The discovery of the corozo dates back to 1798 when Spanish explorers Hipólito Ruiz López and José Antonio Pavón set out to explore the Peruvian jungle in the upper Amazon. They discovered that the first to use the palm tree to make jewellery and objects were the Quechuas Indians.
The sailors also worked the corozo and made small boxes and snuffboxes out of it. In 1865, a steamboat left Esmeraldas in Ecuador for Hamburg and took on board a cargo of tagua. The Germans then discovered vegetable ivory and began to make buttons and small ornamental objects such as thimbles and jewellery.
Organic cotton certified GOTS
Farmed without GMOs, nor pesticides or chemical fertilisers (agricultural insecticides are replaced by natural fertilisers such as compost, which helps maintain healthy and sustainably productive soil), organic cotton also requires minimal watering since intensive irrigation is not needed.
The Global Organic Textile Standard (GOTS) is the worldwide leading textile processing standard for organic fibres comprising of major social and economical aspects. The broad range of criteria and requirements ensures the organic nature of the textiles, from the harvesting of the raw materials to the manufacturing, the packaging, the labelling and the distribution.

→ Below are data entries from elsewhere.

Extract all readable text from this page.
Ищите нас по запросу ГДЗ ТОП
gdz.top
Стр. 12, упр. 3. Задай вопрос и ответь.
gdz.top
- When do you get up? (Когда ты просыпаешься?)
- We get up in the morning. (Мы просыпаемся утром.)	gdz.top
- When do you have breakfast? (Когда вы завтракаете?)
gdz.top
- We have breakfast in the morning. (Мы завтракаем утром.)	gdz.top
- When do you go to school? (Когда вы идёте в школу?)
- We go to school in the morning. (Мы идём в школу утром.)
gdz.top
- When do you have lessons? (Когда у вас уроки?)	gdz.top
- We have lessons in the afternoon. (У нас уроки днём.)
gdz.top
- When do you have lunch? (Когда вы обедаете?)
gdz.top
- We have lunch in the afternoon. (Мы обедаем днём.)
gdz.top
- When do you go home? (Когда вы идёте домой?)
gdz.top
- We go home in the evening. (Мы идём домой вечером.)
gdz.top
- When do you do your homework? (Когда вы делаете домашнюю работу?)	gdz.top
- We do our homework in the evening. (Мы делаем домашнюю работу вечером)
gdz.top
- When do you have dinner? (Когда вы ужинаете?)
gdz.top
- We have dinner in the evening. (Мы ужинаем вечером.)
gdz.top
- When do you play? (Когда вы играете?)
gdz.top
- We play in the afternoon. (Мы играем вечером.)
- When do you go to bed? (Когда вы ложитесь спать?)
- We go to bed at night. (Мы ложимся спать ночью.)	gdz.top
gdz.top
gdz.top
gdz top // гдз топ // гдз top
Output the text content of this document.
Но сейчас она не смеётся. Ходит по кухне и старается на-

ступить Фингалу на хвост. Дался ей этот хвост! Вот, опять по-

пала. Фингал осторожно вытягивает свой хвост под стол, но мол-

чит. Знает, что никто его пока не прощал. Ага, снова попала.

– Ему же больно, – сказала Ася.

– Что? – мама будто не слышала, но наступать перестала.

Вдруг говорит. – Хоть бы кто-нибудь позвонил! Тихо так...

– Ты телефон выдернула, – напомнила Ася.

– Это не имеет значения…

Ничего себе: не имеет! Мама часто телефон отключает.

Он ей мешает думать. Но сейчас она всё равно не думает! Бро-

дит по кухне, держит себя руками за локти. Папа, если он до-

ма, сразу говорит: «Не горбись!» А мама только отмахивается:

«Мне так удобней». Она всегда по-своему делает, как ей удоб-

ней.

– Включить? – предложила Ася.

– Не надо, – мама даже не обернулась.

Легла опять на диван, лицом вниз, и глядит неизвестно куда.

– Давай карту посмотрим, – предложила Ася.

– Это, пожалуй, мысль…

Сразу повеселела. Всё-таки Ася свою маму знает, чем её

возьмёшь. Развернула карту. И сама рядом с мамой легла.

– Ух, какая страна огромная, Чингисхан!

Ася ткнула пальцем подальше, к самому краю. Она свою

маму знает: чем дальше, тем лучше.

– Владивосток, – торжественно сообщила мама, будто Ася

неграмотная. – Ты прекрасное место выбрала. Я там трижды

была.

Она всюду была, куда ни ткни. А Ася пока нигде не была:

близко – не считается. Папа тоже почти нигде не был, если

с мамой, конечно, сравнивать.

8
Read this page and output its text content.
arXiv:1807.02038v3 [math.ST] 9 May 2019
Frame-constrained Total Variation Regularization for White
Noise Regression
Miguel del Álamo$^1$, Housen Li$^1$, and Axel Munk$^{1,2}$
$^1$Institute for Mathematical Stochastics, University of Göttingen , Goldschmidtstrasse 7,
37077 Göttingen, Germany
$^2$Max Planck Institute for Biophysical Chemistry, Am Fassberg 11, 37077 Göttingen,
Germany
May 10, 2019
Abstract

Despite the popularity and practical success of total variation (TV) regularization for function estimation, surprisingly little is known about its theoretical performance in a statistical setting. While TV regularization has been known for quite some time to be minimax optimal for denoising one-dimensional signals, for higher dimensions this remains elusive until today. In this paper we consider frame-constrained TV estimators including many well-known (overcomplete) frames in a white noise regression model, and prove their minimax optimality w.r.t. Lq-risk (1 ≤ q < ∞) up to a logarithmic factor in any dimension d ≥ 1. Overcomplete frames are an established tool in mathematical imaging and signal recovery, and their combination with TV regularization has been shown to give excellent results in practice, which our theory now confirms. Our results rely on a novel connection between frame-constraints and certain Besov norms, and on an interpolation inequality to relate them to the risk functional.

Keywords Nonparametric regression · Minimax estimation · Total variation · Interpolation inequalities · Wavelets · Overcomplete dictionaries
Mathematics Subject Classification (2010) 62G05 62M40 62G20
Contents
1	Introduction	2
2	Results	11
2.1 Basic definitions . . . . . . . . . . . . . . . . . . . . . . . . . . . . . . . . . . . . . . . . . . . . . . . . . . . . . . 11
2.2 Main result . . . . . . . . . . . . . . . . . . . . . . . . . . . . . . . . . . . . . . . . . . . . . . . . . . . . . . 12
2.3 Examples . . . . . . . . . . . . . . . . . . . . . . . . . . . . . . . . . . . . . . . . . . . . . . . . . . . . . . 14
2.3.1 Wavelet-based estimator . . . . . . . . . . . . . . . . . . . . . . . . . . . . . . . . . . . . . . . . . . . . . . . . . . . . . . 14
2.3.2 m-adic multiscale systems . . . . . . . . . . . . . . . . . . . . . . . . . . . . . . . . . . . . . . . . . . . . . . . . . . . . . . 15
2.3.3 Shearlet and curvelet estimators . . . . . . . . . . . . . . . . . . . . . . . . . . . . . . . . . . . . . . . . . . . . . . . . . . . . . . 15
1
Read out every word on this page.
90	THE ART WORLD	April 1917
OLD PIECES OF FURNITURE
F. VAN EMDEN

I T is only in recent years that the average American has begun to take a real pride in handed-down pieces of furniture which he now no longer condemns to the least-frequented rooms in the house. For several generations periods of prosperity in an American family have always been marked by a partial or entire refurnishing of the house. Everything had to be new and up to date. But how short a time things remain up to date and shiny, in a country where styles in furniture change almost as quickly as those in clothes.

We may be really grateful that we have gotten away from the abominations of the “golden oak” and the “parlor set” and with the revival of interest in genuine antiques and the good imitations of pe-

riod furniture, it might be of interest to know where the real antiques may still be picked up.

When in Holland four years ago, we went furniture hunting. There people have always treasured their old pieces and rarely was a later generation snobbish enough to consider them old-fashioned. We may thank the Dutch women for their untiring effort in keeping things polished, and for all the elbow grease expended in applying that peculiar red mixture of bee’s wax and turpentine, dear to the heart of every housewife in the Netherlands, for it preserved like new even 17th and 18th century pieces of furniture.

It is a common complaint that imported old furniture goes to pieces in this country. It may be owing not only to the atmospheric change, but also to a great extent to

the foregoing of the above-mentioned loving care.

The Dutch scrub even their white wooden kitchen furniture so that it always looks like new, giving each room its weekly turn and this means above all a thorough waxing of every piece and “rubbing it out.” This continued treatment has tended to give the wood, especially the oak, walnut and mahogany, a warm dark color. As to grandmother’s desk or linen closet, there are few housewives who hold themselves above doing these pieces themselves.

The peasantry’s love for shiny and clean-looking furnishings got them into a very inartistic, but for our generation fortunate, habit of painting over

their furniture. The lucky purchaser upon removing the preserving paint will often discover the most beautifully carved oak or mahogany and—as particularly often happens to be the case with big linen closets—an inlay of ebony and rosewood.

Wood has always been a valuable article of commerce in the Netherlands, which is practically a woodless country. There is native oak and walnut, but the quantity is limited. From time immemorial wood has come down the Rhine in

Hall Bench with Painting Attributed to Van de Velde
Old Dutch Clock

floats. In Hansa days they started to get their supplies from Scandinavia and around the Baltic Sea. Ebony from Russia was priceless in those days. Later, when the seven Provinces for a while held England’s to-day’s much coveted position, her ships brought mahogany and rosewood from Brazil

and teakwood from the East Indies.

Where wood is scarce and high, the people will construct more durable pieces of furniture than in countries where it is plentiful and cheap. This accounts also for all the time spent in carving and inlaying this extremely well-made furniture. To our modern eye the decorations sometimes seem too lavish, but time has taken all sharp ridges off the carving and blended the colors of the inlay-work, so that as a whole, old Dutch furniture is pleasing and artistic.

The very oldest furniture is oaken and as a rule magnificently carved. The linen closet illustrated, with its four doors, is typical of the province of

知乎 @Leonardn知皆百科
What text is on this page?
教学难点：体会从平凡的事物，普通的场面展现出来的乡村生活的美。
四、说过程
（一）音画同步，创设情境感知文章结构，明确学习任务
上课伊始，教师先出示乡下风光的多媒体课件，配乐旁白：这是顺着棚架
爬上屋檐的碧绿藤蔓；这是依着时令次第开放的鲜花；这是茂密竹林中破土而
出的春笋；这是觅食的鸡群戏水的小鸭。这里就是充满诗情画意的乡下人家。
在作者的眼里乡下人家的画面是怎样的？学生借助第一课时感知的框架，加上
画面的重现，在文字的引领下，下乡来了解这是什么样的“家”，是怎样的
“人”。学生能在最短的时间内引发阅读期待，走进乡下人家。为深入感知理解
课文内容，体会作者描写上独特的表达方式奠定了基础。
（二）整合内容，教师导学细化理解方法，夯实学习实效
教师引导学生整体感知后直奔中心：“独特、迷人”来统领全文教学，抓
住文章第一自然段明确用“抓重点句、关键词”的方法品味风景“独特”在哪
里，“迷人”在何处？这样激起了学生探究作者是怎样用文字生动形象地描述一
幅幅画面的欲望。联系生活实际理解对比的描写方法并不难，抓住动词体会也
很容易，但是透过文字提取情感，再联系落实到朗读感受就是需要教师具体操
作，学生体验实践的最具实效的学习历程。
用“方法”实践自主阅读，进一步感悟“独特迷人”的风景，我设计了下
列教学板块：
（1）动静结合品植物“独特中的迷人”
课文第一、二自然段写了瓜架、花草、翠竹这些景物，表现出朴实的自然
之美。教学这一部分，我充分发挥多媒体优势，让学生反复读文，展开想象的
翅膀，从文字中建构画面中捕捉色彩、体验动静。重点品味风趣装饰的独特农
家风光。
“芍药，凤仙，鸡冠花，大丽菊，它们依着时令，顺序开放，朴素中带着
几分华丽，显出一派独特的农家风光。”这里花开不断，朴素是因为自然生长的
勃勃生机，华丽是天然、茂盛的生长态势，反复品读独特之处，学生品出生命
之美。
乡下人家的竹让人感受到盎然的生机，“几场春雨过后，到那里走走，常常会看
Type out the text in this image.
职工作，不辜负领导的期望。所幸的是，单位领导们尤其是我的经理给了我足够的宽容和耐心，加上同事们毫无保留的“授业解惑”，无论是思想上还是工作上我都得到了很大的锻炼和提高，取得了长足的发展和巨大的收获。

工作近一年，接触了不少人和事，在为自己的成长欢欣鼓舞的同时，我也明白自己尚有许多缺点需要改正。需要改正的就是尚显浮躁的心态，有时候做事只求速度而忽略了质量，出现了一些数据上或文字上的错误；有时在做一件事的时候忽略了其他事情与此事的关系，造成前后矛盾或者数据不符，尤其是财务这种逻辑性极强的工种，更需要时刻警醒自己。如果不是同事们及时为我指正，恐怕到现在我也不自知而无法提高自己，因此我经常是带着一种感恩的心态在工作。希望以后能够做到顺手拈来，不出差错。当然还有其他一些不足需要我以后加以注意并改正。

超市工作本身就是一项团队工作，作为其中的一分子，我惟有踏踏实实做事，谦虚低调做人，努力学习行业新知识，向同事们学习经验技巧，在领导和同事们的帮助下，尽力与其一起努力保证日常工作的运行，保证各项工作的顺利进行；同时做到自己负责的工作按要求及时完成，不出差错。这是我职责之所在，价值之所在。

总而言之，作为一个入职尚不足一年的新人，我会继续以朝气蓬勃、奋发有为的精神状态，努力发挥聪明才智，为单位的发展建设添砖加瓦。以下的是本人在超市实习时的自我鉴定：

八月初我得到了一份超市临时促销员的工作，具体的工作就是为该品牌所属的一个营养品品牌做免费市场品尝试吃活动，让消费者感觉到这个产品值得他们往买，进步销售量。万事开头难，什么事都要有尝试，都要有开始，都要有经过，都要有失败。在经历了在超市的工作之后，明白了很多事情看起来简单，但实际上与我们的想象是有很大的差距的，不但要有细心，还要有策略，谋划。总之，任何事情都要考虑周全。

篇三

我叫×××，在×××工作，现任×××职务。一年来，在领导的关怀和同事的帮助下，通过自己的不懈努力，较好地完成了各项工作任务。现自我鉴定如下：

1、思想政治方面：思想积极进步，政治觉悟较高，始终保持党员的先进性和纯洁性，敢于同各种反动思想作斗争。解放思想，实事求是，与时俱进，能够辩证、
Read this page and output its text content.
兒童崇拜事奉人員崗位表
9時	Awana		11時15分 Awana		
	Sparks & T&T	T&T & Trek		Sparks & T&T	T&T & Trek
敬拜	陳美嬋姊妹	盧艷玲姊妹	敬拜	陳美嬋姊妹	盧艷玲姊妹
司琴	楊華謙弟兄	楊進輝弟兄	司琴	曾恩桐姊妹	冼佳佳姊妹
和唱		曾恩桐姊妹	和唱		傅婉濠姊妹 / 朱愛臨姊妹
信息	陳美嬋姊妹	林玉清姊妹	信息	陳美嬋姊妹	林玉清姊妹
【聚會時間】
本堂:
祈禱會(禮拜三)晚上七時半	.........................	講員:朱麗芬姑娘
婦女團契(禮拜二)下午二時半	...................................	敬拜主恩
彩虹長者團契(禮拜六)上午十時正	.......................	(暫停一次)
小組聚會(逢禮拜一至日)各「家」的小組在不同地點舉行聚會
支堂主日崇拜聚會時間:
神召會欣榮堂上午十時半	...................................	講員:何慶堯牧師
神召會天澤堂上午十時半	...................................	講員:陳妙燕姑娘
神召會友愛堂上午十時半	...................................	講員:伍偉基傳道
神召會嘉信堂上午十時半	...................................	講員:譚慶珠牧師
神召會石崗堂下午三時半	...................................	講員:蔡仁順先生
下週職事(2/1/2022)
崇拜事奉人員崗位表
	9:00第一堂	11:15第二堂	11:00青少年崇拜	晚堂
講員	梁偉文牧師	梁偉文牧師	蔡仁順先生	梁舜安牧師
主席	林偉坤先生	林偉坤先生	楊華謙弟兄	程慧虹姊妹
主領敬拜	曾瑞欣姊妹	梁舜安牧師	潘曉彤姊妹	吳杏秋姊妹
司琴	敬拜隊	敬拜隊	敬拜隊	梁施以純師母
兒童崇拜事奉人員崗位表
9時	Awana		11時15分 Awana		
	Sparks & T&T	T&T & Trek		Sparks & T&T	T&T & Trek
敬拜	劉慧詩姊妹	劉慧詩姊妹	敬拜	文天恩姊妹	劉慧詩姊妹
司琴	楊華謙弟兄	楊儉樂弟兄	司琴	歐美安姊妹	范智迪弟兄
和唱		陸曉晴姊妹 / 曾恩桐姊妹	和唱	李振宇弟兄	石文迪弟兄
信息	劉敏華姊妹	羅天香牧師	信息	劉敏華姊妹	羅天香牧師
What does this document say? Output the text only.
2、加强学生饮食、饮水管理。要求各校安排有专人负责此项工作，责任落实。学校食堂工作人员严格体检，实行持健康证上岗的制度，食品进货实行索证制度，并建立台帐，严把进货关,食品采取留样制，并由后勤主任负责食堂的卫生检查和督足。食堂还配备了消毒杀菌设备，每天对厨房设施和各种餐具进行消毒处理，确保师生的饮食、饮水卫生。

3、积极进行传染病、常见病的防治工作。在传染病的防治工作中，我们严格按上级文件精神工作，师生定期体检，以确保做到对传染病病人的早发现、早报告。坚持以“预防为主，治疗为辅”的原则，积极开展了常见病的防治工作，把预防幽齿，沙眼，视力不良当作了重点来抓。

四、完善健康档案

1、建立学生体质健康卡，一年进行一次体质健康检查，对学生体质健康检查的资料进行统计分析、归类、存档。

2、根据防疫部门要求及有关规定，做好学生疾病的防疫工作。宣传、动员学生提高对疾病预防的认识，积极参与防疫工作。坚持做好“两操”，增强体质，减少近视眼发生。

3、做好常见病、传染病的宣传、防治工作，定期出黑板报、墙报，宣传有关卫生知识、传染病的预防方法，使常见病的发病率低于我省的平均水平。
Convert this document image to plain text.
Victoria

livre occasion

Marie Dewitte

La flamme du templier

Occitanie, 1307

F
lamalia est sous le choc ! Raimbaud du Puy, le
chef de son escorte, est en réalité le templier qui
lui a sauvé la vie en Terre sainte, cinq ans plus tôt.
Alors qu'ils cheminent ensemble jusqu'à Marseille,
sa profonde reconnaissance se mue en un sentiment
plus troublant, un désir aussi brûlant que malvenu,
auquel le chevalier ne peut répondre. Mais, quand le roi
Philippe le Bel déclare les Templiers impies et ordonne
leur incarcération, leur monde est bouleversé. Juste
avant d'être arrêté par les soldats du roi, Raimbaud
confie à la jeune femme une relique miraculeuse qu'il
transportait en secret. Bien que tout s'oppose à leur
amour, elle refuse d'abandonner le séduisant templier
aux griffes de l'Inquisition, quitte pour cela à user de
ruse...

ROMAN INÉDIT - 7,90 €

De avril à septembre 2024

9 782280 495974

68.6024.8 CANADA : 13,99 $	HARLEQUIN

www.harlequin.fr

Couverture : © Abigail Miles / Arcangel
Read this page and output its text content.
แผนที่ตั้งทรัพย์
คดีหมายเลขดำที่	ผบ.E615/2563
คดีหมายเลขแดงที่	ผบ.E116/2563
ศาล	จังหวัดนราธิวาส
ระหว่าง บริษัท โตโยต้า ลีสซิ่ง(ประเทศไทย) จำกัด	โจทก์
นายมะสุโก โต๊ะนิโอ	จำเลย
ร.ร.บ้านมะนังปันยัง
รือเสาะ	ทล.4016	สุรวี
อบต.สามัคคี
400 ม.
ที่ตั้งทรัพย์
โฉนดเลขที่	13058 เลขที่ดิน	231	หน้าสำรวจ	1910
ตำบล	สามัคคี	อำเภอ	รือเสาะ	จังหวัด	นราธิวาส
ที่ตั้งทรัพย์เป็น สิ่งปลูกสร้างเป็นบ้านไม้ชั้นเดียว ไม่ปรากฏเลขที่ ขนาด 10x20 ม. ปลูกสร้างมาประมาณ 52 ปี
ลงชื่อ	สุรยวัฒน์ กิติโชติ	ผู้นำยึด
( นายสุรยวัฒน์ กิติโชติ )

On a social level, the GOTS label asks businesses to inform their employees of the contents of the minimal social criteria while promising them safe and hygienic working conditions. A non-discrimination clause, the prohibition of child labour, the prohibition of violent or inhumane treatment, an ethical code of conduct, as well as decent working conditions and living wages are all required by the certification scheme.